Building Data Intuition for Marketers

The more I interact with seemingly sophisticated companies who fat finger their attempts at personalization, the more I appreciate the efforts of companies who really get me. You would think I’m referring to the independent corner coffee shops, but it’s when a behemoth enterprise somehow manages to establish a relationship with me that I’m truly impressed. As a marketer, I know that the first prerequisite to “getting” a customer is a robust, accurate, and densely populated customers database. Increasingly, these data are built on the backs of consumers’ digital activities—the sites they visit, their musical habits, or whether they are a home remodeler or a fly fisherman.

The Face Validity Test

However, even with all of that data, the feeling of “you get me” is still elusive. One reason is that too many sophisticated companies forget the basics because they are so sophisticated. Marketers assume that the models and AI components they get from data scientists are right if they show a lift. Likewise, data scientists assume marketers know their customers at an intuitive level. The real customer is all too often lost in the middle. So, grab some coffees, and ask your data or data science partner out on a “data date.” Your goal is to get to know each other—and the real customer hidden in the data.

Here are three conversation starters:

1. Get and examine a tidy data extract

It’s impossible to get an intuitive understanding of data stored in normalized relational tables, or spread out in JSON files in a data lake. A solution is the tidy data extract:

  • Each row is a customer, and each column is something about that customer. The data will start out in a relational database, and that’s OK. But you want something you can see, touch, feel and eyeball quickly.
  • You don’t want a sample of 1 million records (if your customer base is that large), but you also don’t want a sample of 10 records. Too many records and both you and Excel will be overwhelmed, too few records and you won’t see enough variations of the data to really get it.
  • This should be a point-in-time view, and it doesn’t have to be real-time.

Go left to right, top to bottom. See the column headings. Eyeball the data. Does it mean anything to you? Are you capturing what you thought you were capturing? Do you need to ask for clarification? Are there many blank fields? Producing this kind of extract should be easy for your data partner. It might seem like a “no-brainer” to them, but you’ll immediately see texture that isn’t apparent in models, charts, or deciles.
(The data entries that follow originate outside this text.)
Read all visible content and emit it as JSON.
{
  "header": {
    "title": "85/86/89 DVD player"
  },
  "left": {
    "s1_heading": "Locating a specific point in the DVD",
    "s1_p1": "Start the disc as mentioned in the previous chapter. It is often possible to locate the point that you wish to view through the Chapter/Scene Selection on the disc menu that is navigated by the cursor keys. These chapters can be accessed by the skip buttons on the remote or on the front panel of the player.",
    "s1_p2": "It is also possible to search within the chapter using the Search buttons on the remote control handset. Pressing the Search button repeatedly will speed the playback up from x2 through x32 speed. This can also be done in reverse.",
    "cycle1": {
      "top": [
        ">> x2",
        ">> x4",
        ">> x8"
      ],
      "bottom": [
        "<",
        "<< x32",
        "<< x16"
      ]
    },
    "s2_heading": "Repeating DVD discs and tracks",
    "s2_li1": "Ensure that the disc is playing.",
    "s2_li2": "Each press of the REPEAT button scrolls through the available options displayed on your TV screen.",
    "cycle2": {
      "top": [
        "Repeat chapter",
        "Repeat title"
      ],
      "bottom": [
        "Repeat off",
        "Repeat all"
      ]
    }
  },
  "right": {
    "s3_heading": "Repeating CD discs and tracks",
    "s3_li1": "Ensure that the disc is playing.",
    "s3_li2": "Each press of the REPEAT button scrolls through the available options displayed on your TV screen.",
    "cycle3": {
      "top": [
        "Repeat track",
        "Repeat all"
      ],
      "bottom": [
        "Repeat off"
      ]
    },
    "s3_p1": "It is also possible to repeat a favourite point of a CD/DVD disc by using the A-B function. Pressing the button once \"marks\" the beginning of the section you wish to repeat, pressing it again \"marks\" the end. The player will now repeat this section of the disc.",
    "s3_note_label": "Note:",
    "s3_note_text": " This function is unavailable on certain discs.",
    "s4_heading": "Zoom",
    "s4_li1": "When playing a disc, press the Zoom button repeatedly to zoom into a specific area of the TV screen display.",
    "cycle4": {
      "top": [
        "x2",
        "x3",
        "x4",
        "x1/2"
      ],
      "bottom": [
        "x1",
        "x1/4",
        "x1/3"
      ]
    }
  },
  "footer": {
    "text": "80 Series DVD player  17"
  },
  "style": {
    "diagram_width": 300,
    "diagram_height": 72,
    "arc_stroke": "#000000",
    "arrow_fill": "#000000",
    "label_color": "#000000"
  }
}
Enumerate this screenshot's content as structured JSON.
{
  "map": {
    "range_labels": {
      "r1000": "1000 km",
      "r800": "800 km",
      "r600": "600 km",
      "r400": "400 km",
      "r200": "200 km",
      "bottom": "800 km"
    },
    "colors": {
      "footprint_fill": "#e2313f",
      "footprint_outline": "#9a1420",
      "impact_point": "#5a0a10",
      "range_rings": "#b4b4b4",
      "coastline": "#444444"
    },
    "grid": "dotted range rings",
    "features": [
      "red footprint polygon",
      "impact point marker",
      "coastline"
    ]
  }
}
2. Get the data dictionary

Yes, you just opened the documentation can of sour gummy worms—I guess that’s why data partners often make a face when they hear “data dictionary.” Still, it’s worth asking for one, because if one doesn’t exist, there’s a quick-and-dirty way to get one started.

Take the entire first-row headings of your customer data extract and transpose them on to a new spreadsheet. Start defining as best you can each of the column headings in plain English, with whatever limited knowledge you have. Give it a once-over and pass it on to your data-keeping friend for “review and clarification.” Kindly ask her to fill the remaining blanks, as well as some additional info. You may have to go through a few iterations of this back-and-forth, but do your best to make it thorough and keep it simple.

It’ll be the effort of writing down the definitions that will be valuable. This is college study habits 101—study the information by writing it down. What does this field mean? What is the acceptable range of values? You’ll find yourself full of insights after an exercise like this, ready to test in customer-facing go-to-market efforts.

3. Understand data coverage

Whereas data dictionary is an English-sentence version of what the data is supposed to show, data coverage metrics uncover the truth about the percentage of customer records with data populated for a given field. Any data scientist will tell you that missing data is the bane of their existence. A variable looks solid, and then 20% of the records are NAs. None of the options is good in this case (remove the records, interpolate, take the average, or set to zero for numerics.)

This is why it’s critical to find the gaps and begin to understand the strengths and weaknesses of your data asset. As you work through this understanding, you can start with the basics, as in “what’s filled out vs. what’s not” and put a percentage to it. Here are some examples.

  • Text fields are usually the most basic. For example, [Customer_Email_Address] might have a 76% coverage rate. Coverage doesn’t imply deliverability, but it’s a start.
  • Factor fields, like “segment” or “gender” are also easy to understand. In a database, these will still be stored as text, but they are different in practice—essentially pick-lists that have a set of allowable values. In some cases, you’ll find a variable like “unknown” that is distinct from an actual missing record. This might mean something different, so make sure you understand if “unknown gender” means the customer doesn’t want us to know or we never asked.
  • Continuous variables like income are trickier. You data friend might claim that 100% of records have income populated—but what if most of these are 0? To avoid these kinds of surprises, ask for a distribution of the data, like a histogram, or at the very least statistics like mean, median, and percentiles (usually 10th and 90th percentiles are good.)

These three exercises are just starter topics. Grabbing a coffee—or a conference room—with your data counterpart every month or so to get your collective hands dirty will go a long way to creating customized-feeling, one-on-one interactions with customers. It is this raw feel, more than models or deciles, which will drive the intuition you need as a direct marketer. Remember, it’s not always fancy models and AI that drive authentic, real-feeling experience. Spending time at “ground level” with your customer data isn’t necessarily sexy, but it drives real-world insights.